Ferrer, however, had earlier established his lead over Gasquet by simply doing what he does well, that thing he does constantly that attracts canine metaphors like fleas. I won’t go into it here, but it involves a lot of running, unrelenting pressure, and the promise to deal vigorously with any loose shots from his opponent. It is therefore easy enough to say he did nothing special, but this ignores the fact that few other guys can do it. It is special, even when it’s not spectacular. The point is that he’d been playing fairly well within himself, even when he recovered from 3/5 in the second set, and saved a handful of set points. He had no real momentum to lose. He’s just a bit better at tennis.

Gasquet, on the other hand, is a fundamentally streaky player with a proven ability to ride a wave for precisely as long as it maintains energy, but then nosedive into the sand, and be dragged back out to sea. Gasquet on a tear ranks among the better spectacles in tennis – a goes on winner benders – but today never much looked like being that kind of day. Faced with Ferrer at his least defatigable, it’s hard to imagine the severity of the deluge that might have enabled Gasquet to turn the match around, unless you live in Bangladesh, and therefore prefer not to contemplate such things. And notwithstanding the rococo brilliance of his backhand, his forehand, ever the true barometer of his form, needed to be better. In the end it was wrapped up quickly, and without undue pomp.

By losing today, Gasquet has completed his fourth round calendar year Grand Slam (R16CYGS), which I can only imagine must be a pretty rare achievement. In layman’s terms this means that he reached the final sixteen in all four of the Majors played in 2012, but didn’t win any of those matches. This feat may be unique in the wider sport – I haven’t checked – but you’d have to think that Gasquet was always the man to pull it off. His record in fourth rounds is astonishingly poor: he has reached this round fourteen times, and won precisely once. This lone victory came at Wimbledon in 2007, when he went on to reach the semifinals, but lost to Federer. In order this year, he lost easily to Ferrer in Melbourne, took a set from Murray in Paris, and took another set from Florian Mayer at Wimbledon. The loss to Mayer on grass was especially lamentable, since it denied him the excuse of a bad draw, although he was rightly dressed down for a bad effort, since it was a tactical disaster. If nothing else, his failure to progress further suggests that Gasquet’s perennial ranking in the mid-teens feels about right. For an ostensibly flaky player, he takes great care to always perform to his seeding. He is, ironically, a model of consistency that way.
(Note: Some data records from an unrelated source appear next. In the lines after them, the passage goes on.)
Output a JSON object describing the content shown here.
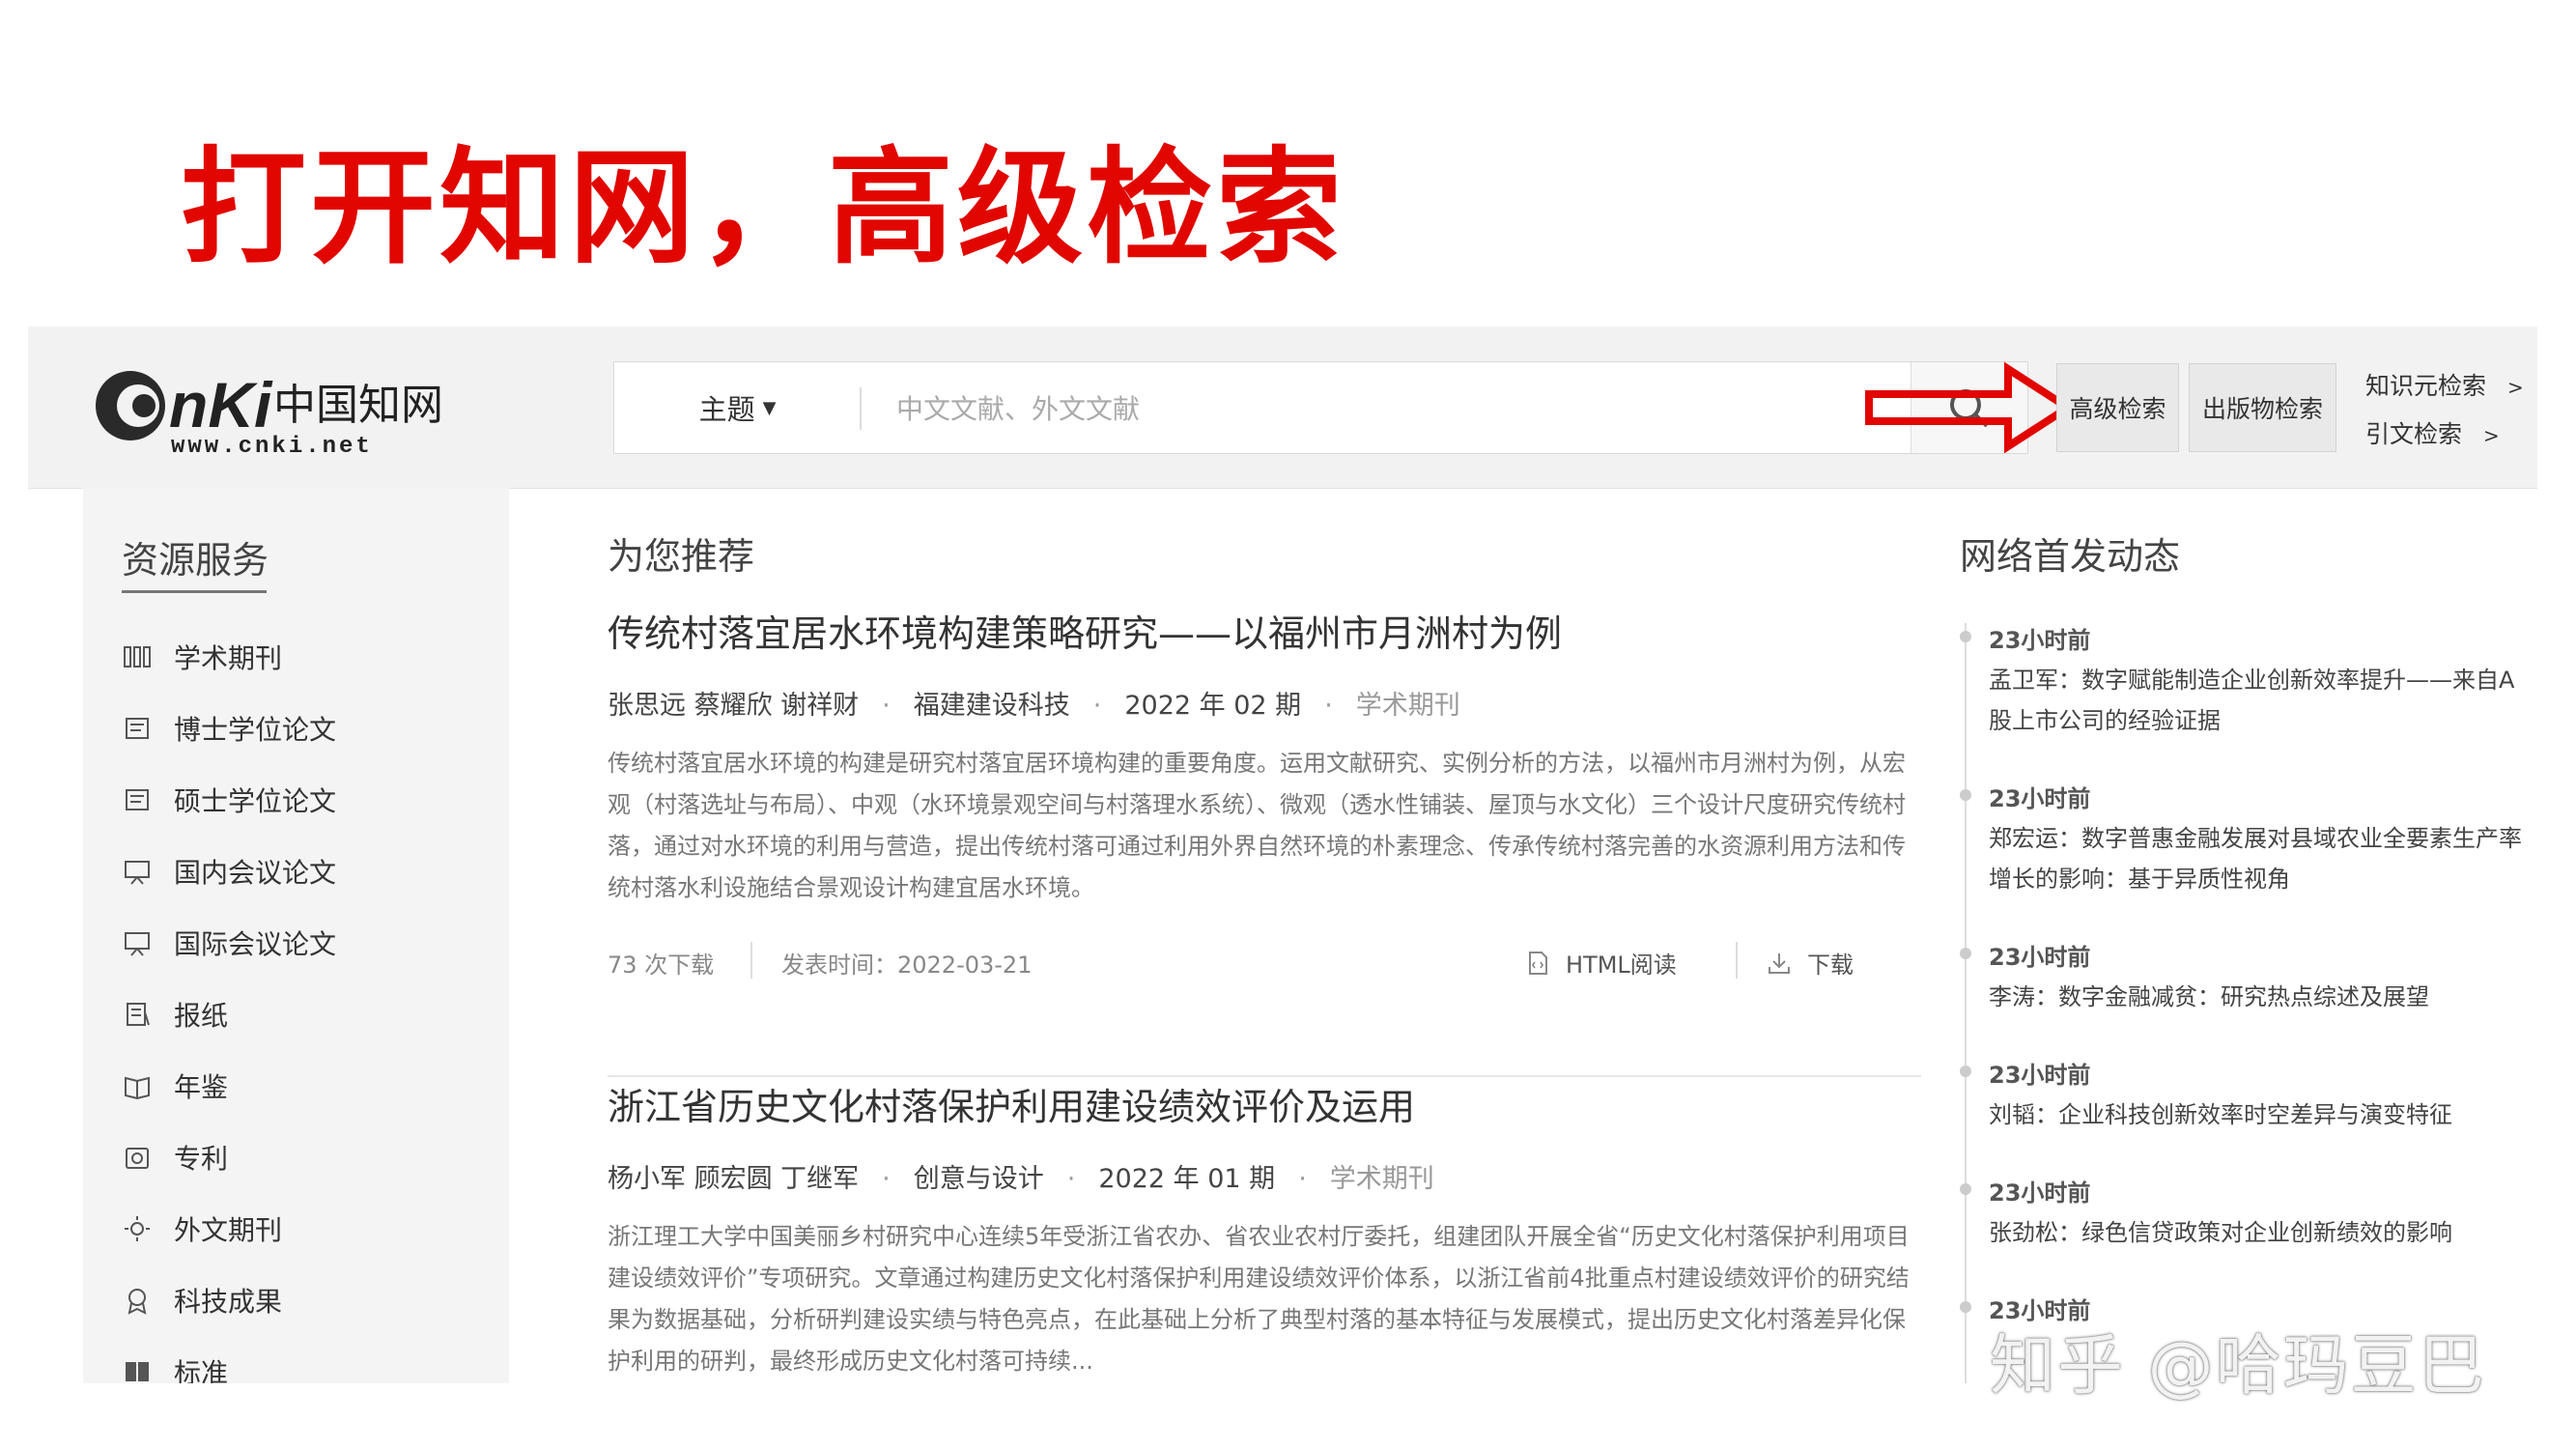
{
  "slide": {
    "title": "打开知网，高级检索"
  },
  "header": {
    "logo_text": "CNKi中国知网",
    "logo_url_text": "www.cnki.net",
    "search_type": "主题",
    "search_placeholder": "中文文献、外文文献",
    "advanced_search": "高级检索",
    "publication_search": "出版物检索",
    "knowledge_search": "知识元检索",
    "citation_search": "引文检索",
    "chevron": ">"
  },
  "sidebar": {
    "title": "资源服务",
    "items": [
      {
        "label": "学术期刊",
        "icon": "journal-icon"
      },
      {
        "label": "博士学位论文",
        "icon": "thesis-icon"
      },
      {
        "label": "硕士学位论文",
        "icon": "thesis-icon"
      },
      {
        "label": "国内会议论文",
        "icon": "conference-icon"
      },
      {
        "label": "国际会议论文",
        "icon": "conference-icon"
      },
      {
        "label": "报纸",
        "icon": "newspaper-icon"
      },
      {
        "label": "年鉴",
        "icon": "yearbook-icon"
      },
      {
        "label": "专利",
        "icon": "patent-icon"
      },
      {
        "label": "外文期刊",
        "icon": "foreign-journal-icon"
      },
      {
        "label": "科技成果",
        "icon": "achievement-icon"
      },
      {
        "label": "标准",
        "icon": "standard-icon"
      }
    ]
  },
  "main": {
    "section_title": "为您推荐",
    "articles": [
      {
        "title": "传统村落宜居水环境构建策略研究——以福州市月洲村为例",
        "authors": "张思远 蔡耀欣 谢祥财",
        "source": "福建建设科技",
        "issue": "2022 年 02 期",
        "type": "学术期刊",
        "abstract": "传统村落宜居水环境的构建是研究村落宜居环境构建的重要角度。运用文献研究、实例分析的方法，以福州市月洲村为例，从宏观（村落选址与布局）、中观（水环境景观空间与村落理水系统）、微观（透水性铺装、屋顶与水文化）三个设计尺度研究传统村落，通过对水环境的利用与营造，提出传统村落可通过利用外界自然环境的朴素理念、传承传统村落完善的水资源利用方法和传统村落水利设施结合景观设计构建宜居水环境。",
        "downloads": "73 次下载",
        "published": "发表时间：2022-03-21",
        "html_read": "HTML阅读",
        "download": "下载"
      },
      {
        "title": "浙江省历史文化村落保护利用建设绩效评价及运用",
        "authors": "杨小军 顾宏圆 丁继军",
        "source": "创意与设计",
        "issue": "2022 年 01 期",
        "type": "学术期刊",
        "abstract": "浙江理工大学中国美丽乡村研究中心连续5年受浙江省农办、省农业农村厅委托，组建团队开展全省“历史文化村落保护利用项目建设绩效评价”专项研究。文章通过构建历史文化村落保护利用建设绩效评价体系，以浙江省前4批重点村建设绩效评价的研究结果为数据基础，分析研判建设实绩与特色亮点，在此基础上分析了典型村落的基本特征与发展模式，提出历史文化村落差异化保护利用的研判，最终形成历史文化村落可持续..."
      }
    ]
  },
  "news": {
    "title": "网络首发动态",
    "items": [
      {
        "time": "23小时前",
        "text": "孟卫军：数字赋能制造企业创新效率提升——来自A股上市公司的经验证据"
      },
      {
        "time": "23小时前",
        "text": "郑宏运：数字普惠金融发展对县域农业全要素生产率增长的影响：基于异质性视角"
      },
      {
        "time": "23小时前",
        "text": "李涛：数字金融减贫：研究热点综述及展望"
      },
      {
        "time": "23小时前",
        "text": "刘韬：企业科技创新效率时空差异与演变特征"
      },
      {
        "time": "23小时前",
        "text": "张劲松：绿色信贷政策对企业创新绩效的影响"
      },
      {
        "time": "23小时前",
        "text": ""
      }
    ]
  },
  "watermark": "知乎 @哈玛豆巴"
}
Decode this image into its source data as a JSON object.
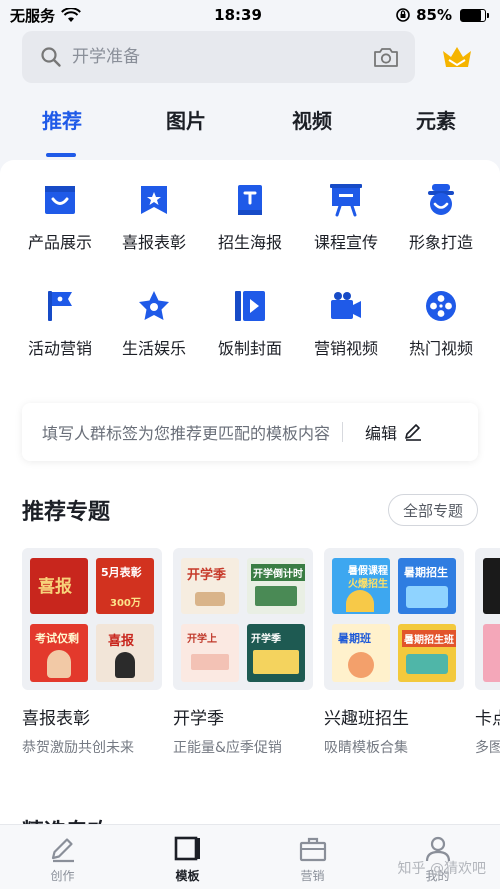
{
  "status": {
    "carrier": "无服务",
    "time": "18:39",
    "battery": "85%",
    "battery_level": 0.85
  },
  "search": {
    "placeholder": "开学准备"
  },
  "tabs": [
    {
      "label": "推荐",
      "active": true
    },
    {
      "label": "图片",
      "active": false
    },
    {
      "label": "视频",
      "active": false
    },
    {
      "label": "元素",
      "active": false
    }
  ],
  "categories": [
    {
      "label": "产品展示",
      "icon": "product-display-icon"
    },
    {
      "label": "喜报表彰",
      "icon": "good-news-icon"
    },
    {
      "label": "招生海报",
      "icon": "enrollment-poster-icon"
    },
    {
      "label": "课程宣传",
      "icon": "course-promo-icon"
    },
    {
      "label": "形象打造",
      "icon": "image-building-icon"
    },
    {
      "label": "活动营销",
      "icon": "event-marketing-icon"
    },
    {
      "label": "生活娱乐",
      "icon": "lifestyle-icon"
    },
    {
      "label": "饭制封面",
      "icon": "fan-cover-icon"
    },
    {
      "label": "营销视频",
      "icon": "marketing-video-icon"
    },
    {
      "label": "热门视频",
      "icon": "hot-video-icon"
    }
  ],
  "tag_prompt": {
    "text": "填写人群标签为您推荐更匹配的模板内容",
    "edit_label": "编辑"
  },
  "recommend": {
    "title": "推荐专题",
    "all_label": "全部专题",
    "cards": [
      {
        "title": "喜报表彰",
        "subtitle": "恭贺激励共创未来",
        "thumb_texts": [
          "喜报",
          "5月表彰",
          "300万",
          "考试仅剩",
          "喜报"
        ]
      },
      {
        "title": "开学季",
        "subtitle": "正能量&应季促销",
        "thumb_texts": [
          "开学季",
          "开学倒计时",
          "开学上",
          "开学季"
        ]
      },
      {
        "title": "兴趣班招生",
        "subtitle": "吸睛模板合集",
        "thumb_texts": [
          "暑假课程",
          "火爆招生",
          "暑期招生",
          "暑期班",
          "暑期招生班"
        ]
      },
      {
        "title": "卡点",
        "subtitle": "多图",
        "thumb_texts": []
      }
    ]
  },
  "next_section": {
    "title": "精选专攻"
  },
  "bottom_nav": [
    {
      "label": "创作",
      "icon": "pencil-icon",
      "active": false
    },
    {
      "label": "模板",
      "icon": "template-icon",
      "active": true
    },
    {
      "label": "营销",
      "icon": "briefcase-icon",
      "active": false
    },
    {
      "label": "我的",
      "icon": "person-icon",
      "active": false
    }
  ],
  "watermark": "知乎 @猜欢吧",
  "colors": {
    "accent": "#1f5ae8",
    "gold": "#f5b400"
  }
}
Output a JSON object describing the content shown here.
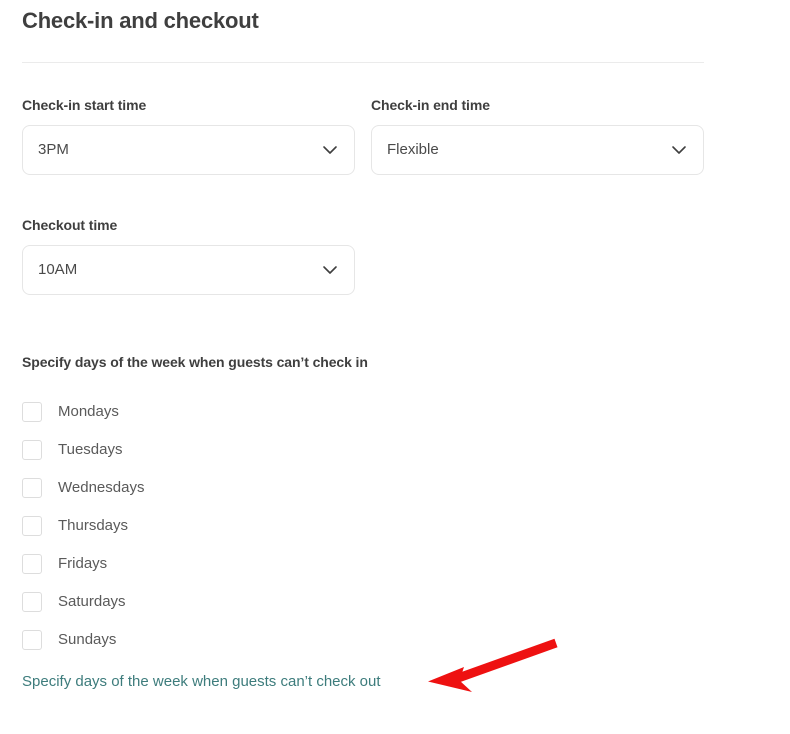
{
  "section": {
    "title": "Check-in and checkout"
  },
  "fields": [
    {
      "name": "checkin-start-time",
      "label": "Check-in start time",
      "value": "3PM",
      "icon": "chevron-down-icon"
    },
    {
      "name": "checkin-end-time",
      "label": "Check-in end time",
      "value": "Flexible",
      "icon": "chevron-down-icon"
    },
    {
      "name": "checkout-time",
      "label": "Checkout time",
      "value": "10AM",
      "icon": "chevron-down-icon"
    }
  ],
  "restricted_checkin": {
    "title": "Specify days of the week when guests can’t check in",
    "days": [
      {
        "label": "Mondays",
        "checked": false
      },
      {
        "label": "Tuesdays",
        "checked": false
      },
      {
        "label": "Wednesdays",
        "checked": false
      },
      {
        "label": "Thursdays",
        "checked": false
      },
      {
        "label": "Fridays",
        "checked": false
      },
      {
        "label": "Saturdays",
        "checked": false
      },
      {
        "label": "Sundays",
        "checked": false
      }
    ]
  },
  "checkout_link": {
    "label": "Specify days of the week when guests can’t check out"
  },
  "annotation": {
    "name": "red-arrow-annotation",
    "color": "#ee1111",
    "points_to": "checkout-days-link"
  },
  "colors": {
    "heading": "#3f3f3f",
    "label": "#3f3f3f",
    "value": "#4a4a4a",
    "checkbox_label": "#5a5a5a",
    "link": "#3d7c7c",
    "border": "#e6e6e6",
    "divider": "#ebebeb",
    "arrow": "#ee1111",
    "background": "#ffffff"
  }
}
Conversely, by winning David Ferrer became just the second Spaniard in the Open era to reach at least the quarterfinals of every Major in a single year, the other being of course Rafael Nadal. It’s a strong achievement for a guy too readily decried as a mere clay-courter. In the quarterfinal he’ll play the victor of Philipp Kohlschreiber and Janko Tipsarevic, who are good chance to complete their match sometime in the next few of weeks. Ferrer will be considered the favourite regardless of his opponent, and by winning would reach the semifinals. His quarter of the draw was patronisingly considered to be a rich opportunity for the other players in it. But Ferrer is proving, yet again, that it is mainly an opportunity for him. It’s the kind of momentum that matters most.